Penne Rosa Pasta: The Ultimate Guide to Making It Perfectly
- Total Time: 50 minutes
- Yield: 6 servings 1x
Description
Creamy Penne Rosa: Pasta in a rich tomato cream sauce with garlic, basil, and Parmesan. Ready in under an hour!
Ingredients
- 1 pound penne pasta
- 2 tablespoons extra virgin olive oil
- 1 medium yellow onion, finely chopped
- 4 cloves garlic, minced
- 1/2 teaspoon crushed red pepper flakes (adjust to taste)
- 28 ounces canned crushed tomatoes
- 2 tablespoons tomato paste
- 1 cup heavy cream
- 1/2 cup vegetable broth
- 1/4 cup fresh basil, chopped, plus more for garnish
- 1/2 cup grated Parmesan cheese, plus more for serving
- Salt to taste
- Freshly ground black pepper to taste
- Optional: 1/2 cup sun-dried tomatoes, oil-packed, drained and chopped
- Optional: 1/2 cup cooked chicken or sausage, sliced
Instructions
- Cook the Penne: Bring a large pot of salted water to a rolling boil. Add the penne pasta and cook according to package directions until al dente (about 10-12 minutes). Reserve 1 cup of pasta water before draining. Drain the pasta and set aside.

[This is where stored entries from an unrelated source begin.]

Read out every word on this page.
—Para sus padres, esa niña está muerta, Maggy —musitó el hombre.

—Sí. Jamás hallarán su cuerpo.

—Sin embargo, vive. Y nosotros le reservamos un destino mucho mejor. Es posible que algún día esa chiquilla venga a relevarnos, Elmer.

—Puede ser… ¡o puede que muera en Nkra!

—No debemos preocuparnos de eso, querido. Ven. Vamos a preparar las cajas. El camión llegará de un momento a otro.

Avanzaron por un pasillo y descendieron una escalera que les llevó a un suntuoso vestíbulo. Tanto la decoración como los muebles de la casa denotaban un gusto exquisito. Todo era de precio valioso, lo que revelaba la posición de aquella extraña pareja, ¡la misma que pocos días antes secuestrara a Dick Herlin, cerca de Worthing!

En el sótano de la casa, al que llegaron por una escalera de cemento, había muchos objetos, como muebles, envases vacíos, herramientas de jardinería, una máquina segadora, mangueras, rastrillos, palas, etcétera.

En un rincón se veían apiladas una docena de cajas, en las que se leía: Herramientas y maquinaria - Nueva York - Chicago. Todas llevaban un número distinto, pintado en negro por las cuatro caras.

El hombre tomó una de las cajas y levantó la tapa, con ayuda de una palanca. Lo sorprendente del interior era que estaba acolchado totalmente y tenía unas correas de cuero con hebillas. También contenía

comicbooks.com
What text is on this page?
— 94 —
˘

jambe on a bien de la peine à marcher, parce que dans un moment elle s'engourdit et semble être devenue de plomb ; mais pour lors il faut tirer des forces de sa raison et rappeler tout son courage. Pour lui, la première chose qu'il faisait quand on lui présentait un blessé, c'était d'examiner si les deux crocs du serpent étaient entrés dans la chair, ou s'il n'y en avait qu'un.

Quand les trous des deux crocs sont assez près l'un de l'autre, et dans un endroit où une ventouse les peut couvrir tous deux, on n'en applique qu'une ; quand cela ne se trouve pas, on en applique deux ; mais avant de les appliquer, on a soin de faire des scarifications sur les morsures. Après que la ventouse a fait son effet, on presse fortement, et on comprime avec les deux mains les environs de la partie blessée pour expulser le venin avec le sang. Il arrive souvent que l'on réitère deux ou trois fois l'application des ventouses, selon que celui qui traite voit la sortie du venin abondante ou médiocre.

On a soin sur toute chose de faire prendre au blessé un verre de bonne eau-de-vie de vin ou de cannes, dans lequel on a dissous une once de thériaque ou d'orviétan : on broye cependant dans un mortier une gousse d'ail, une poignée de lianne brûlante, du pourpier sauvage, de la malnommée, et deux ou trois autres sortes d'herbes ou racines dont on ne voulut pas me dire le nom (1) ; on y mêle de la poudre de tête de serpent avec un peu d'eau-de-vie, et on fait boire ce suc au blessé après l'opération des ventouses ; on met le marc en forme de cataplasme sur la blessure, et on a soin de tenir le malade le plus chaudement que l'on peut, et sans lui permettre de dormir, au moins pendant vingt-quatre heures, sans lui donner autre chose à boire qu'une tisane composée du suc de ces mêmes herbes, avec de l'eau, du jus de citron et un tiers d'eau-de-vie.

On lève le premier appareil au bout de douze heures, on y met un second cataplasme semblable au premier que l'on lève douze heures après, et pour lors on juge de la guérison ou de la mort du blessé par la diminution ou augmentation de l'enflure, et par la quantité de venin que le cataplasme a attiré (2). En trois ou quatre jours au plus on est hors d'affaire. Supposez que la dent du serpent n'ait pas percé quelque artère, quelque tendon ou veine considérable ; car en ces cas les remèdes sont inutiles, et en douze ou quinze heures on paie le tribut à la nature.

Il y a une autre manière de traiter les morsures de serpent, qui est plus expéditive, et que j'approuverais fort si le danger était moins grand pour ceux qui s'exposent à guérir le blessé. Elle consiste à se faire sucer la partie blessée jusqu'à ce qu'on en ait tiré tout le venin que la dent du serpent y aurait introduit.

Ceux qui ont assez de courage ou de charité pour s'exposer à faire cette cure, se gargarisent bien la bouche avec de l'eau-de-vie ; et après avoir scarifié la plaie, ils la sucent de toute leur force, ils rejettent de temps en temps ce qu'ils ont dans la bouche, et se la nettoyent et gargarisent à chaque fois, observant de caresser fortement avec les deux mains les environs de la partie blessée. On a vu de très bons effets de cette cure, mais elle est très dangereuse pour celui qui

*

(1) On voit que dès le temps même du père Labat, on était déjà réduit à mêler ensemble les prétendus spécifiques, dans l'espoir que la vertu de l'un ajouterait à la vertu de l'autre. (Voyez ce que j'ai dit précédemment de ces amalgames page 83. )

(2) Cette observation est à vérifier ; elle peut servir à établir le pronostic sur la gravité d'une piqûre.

- Sauté Aromatics: In a large skillet or Dutch oven, heat olive oil over medium heat. Add chopped onion and cook until softened and translucent, about 5-7 minutes. Add minced garlic and crushed red pepper flakes and cook for another minute until fragrant.
- Incorporate Tomatoes and Paste: Stir in crushed tomatoes and tomato paste. Break up the crushed tomatoes with a spoon.
- Simmer Sauce: Bring the sauce to a simmer, then reduce heat to low and let it simmer for at least 15 minutes, or up to 30 minutes, stirring occasionally.
- Add Cream and Broth: Stir in heavy cream and vegetable broth.
- Season and Adjust: Season the sauce with salt and freshly ground black pepper to taste. Add sun-dried tomatoes or cooked chicken/sausage, if using.
- Combine Pasta and Sauce: Add the cooked penne pasta to the skillet with the sauce and toss to coat. If the sauce is too thick, add a little of the reserved pasta water, one tablespoon at a time, until it reaches your desired consistency.
- Incorporate Cheese and Basil: Stir in grated Parmesan cheese and chopped fresh basil.
- Serve: Serve immediately, garnished with extra Parmesan cheese and fresh basil, if desired.
Notes
- Adjust the amount of crushed red pepper flakes to control the spice level.
- For a vegetarian option, omit the chicken or sausage.
- For a vegan option, substitute the heavy cream with a plant-based cream alternative and nutritional yeast for Parmesan cheese.
- The sauce can be made ahead of time and stored in the refrigerator for up to 3 days.
- This dish can also be frozen for up to 2 months.
- If the sauce is too thick, add a little more pasta water or vegetable broth until it reaches your desired consistency.
- If the sauce is too thin, simmer it for a longer period of time to allow it to reduce and thicken.